The IRS has produced a comprehensive website, lesson plans and instructional materials to teach public school children about taxes. The IRS website is titled, “Understanding Taxes“.
Kids.gov supports the teaching of elementary school children about taxes. Explaining Taxes to Students Lesson Plan (Grades 3 – 5):
Overview: Your students may be curious about what taxes are and why we pay them. The Internal Revenue Service has a great Understanding Taxes website. The teacher section has lesson plans, interactive activities and printable components for middle school and high school students.
Here are excerpts from the Grades 3 – 5 student lesson plan:
- Explain that taxes are collected to pay for things that we all share, like roads, parks, and playgrounds. We also share in the cost of services such as the public school system or the police department. Activity – Ask students to list other government services that might be funded by taxes. Here is an Online 2011 Federal Taxpayer Receipt where data can be entered to see how tax money was distributed across government programs.
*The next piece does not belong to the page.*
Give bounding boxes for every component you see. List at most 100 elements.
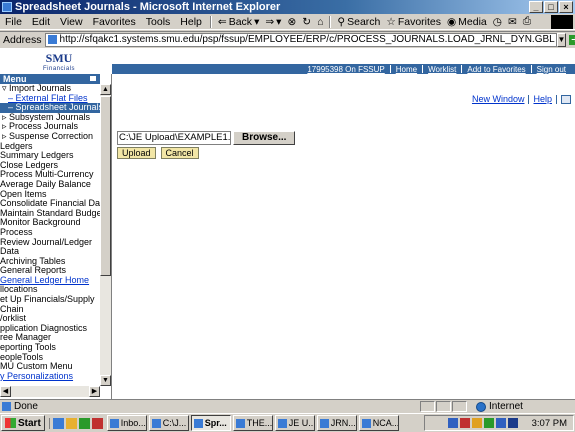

- Tell students that there are different types and amounts of taxes based on where a person lives and his/her income. Talk to students about:
- Income Tax – Explain that most people in the country have money taken from each paycheck to pay income taxes so the federal government can pay for things like national defense, inspecting food, researching cures for diseases, and helping with disasters. Activity – Ask the students to create a list of goods and services they share with the family members of their household. If their parents pay them for chores, ask whether they think they should give some of this back to pay for these goods and services. Using a weekly allowance as a paycheck and setting a fixed tax rate, have students calculate their “net pay.” Have students discuss how the tax income should be divided between the goods and services they listed.
- Sales Tax – When a student wants to buy something with his own money, he finds out about sales tax when his purchase unexpectedly costs more than the “sticker price”. Explain that states and cities charge taxes on almost everything that is purchased so they can provide their own services, and that the sales tax rate can vary from state to state. Activity – Have students examine receipts to compare the “sticker price” of items to the final cost of the items with sales taxes included. Optional Activity – Have students calculate sales tax and the final cost of an item using the sales tax rate for your state.
- Property Tax – Explain how every year, some adults pay taxes to the local government based on their house’s value. Explain that properties are assessed periodically to determine their value. Even in rented property, explain that the property taxes still get paid, but they’re probably included in the monthly rent. Probe – Ask students to speculate on what happens to the amount of property tax owed when home improvements, like adding a new bathroom or finishing a basement, are made. Optional Activity – U.S. property tax rates vary from state to state, typically .2 to 4%. Have the students calculate the property tax for 3 properties at different values using the same tax rate. [My emphasis]
At the end of the lesson plan is this activity:
Discuss with students that not everyone agrees on taxes. The Boston Tea Party is a good historical example of introducing the idea of resistance to taxes. (Note the illustration about Colonialists attacking a hapless tax collector.)
Probe – Ask students to speculate on the consequences if a large number of people refused to pay taxes. [My emphasis]
Many consider this indoctrination and not education. What do you think?